Evariste Richer
Cumulonimbus capillatus incus

Cumulocumulonimbus capillatus incus functions on the mode of a mise en abîme: it is a cube composed with 8000 dice. The work plays with chance, each installation produces a renewed visual combination. Robert Filliou said that Eins. Un. One… (16000 dice spread on the floor, 1984) “can materialise, materialises and will materialise with no limit to the most diverse forms or combination of forms.”
Richers’ sculpture acts like an encoded and pixellated image of an individual according to different layers of meaning: the weight of the work is equivalent to that of an average man (76kg); the colours of the dice recall those used in diagrams representing a codified human DNA; every choice that mankind has to make could be imagined as a roll of dice.
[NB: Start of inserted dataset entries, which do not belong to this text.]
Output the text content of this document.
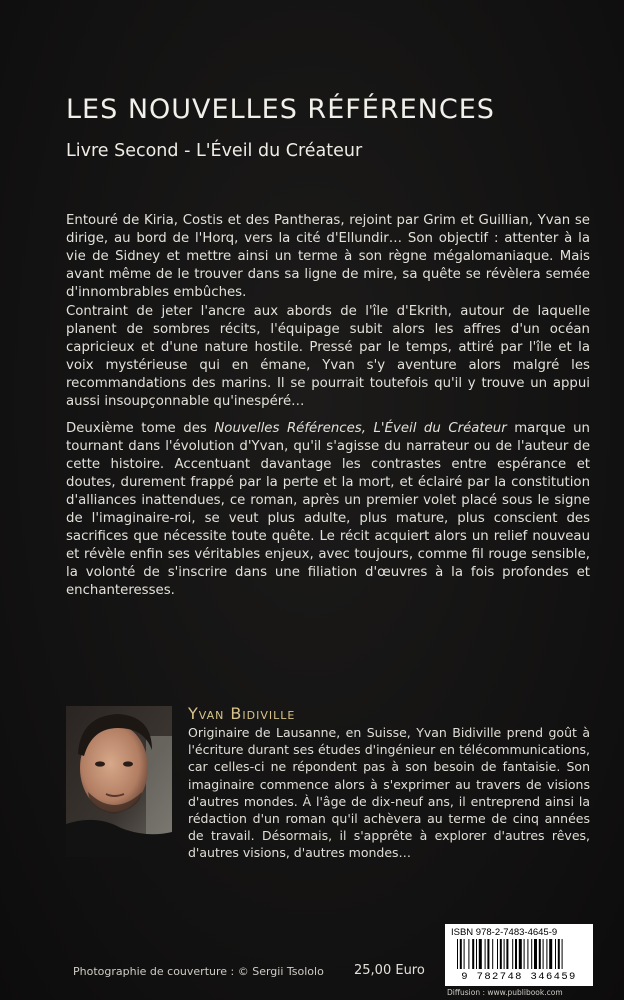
LES NOUVELLES RÉFÉRENCES

Livre Second - L'Éveil du Créateur

Entouré de Kiria, Costis et des Pantheras, rejoint par Grim et Guillian, Yvan se dirige, au bord de l'Horq, vers la cité d'Ellundir… Son objectif : attenter à la vie de Sidney et mettre ainsi un terme à son règne mégalomaniaque. Mais avant même de le trouver dans sa ligne de mire, sa quête se révèlera semée d'innombrables embûches.

Contraint de jeter l'ancre aux abords de l'île d'Ekrith, autour de laquelle planent de sombres récits, l'équipage subit alors les affres d'un océan capricieux et d'une nature hostile. Pressé par le temps, attiré par l'île et la voix mystérieuse qui en émane, Yvan s'y aventure alors malgré les recommandations des marins. Il se pourrait toutefois qu'il y trouve un appui aussi insoupçonnable qu'inespéré…

Deuxième tome des Nouvelles Références, L'Éveil du Créateur marque un tournant dans l'évolution d'Yvan, qu'il s'agisse du narrateur ou de l'auteur de cette histoire. Accentuant davantage les contrastes entre espérance et doutes, durement frappé par la perte et la mort, et éclairé par la constitution d'alliances inattendues, ce roman, après un premier volet placé sous le signe de l'imaginaire-roi, se veut plus adulte, plus mature, plus conscient des sacrifices que nécessite toute quête. Le récit acquiert alors un relief nouveau et révèle enfin ses véritables enjeux, avec toujours, comme fil rouge sensible, la volonté de s'inscrire dans une filiation d'œuvres à la fois profondes et enchanteresses.

Yvan Bidiville

Originaire de Lausanne, en Suisse, Yvan Bidiville prend goût à l'écriture durant ses études d'ingénieur en télécommunications, car celles-ci ne répondent pas à son besoin de fantaisie. Son imaginaire commence alors à s'exprimer au travers de visions d'autres mondes. À l'âge de dix-neuf ans, il entreprend ainsi la rédaction d'un roman qu'il achèvera au terme de cinq années de travail. Désormais, il s'apprête à explorer d'autres rêves, d'autres visions, d'autres mondes…

Photographie de couverture : © Sergii Tsololo 25,00 Euro
ISBN 978-2-7483-4645-9
9 782748 346459
Diffusion : www.publibook.com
The title of this sculpture refers to a cloud that provokes very destructive hail and thunderstorms. The sculpture is as fragile and threatening as this meteorological phenomenon – dislocation and explosion loom. In his work, the artist creates assocations between dice, hailstones, meteorites. Different levels of meaning (mankind, the cliCmate, games) are crystallised in this artwork according to concatenation logic that creates a whole. The artist links the individual and the atmosphere, microcosm and macrocosm, in a manner close in spirit to the sociologist Edgar Morin’s concept of complexity (etymologically meaning “what is woven together”), as a web of interlacing.

Evariste Richer constantly invents new standards for measurement which are mostly objects to prompt the spectator's potential investigations: avalanche probes, a meter drawn from memory, a meter with no measurements… Meteorology, science, magic, mineralogy, photography, optics are his preferred terrains. The artist reveals meaning through displacements, changes of state such as the physical occurrence of sublimation (matter transforming from solid to gas). In Ecran (Screen, 2008), the weave of a projection screen is blown-up full-scale and takes over the entire room. Evariste Richer makes visible these micro perforations which are usually hidden by the film being projected; he reveals the infra small and ghostly. Blow up (2003), a tennis ball which has been turned in on itself, could stand as an allegory for sedimentation and concatenation. The concentration of meaning and gesture produces the artwork. The constant shifting between the cosmic and the infra small brings together knowledge and observation, certainties and the poetry of art. A piece from a meteorite can become a dice (Médéorite,  2008), a dice turning at high speed can become an illustration of the energy principle (Le grêlon noir/The Black Hailstone, 2008). Crystallisation – which was defined by Stendhal as feelings born in the imagination that become attached to an object to transfigure it – is the base of Richer's work.
Evariste Richer was born in 1969 in Montpellier, France. He lives and works in Paris.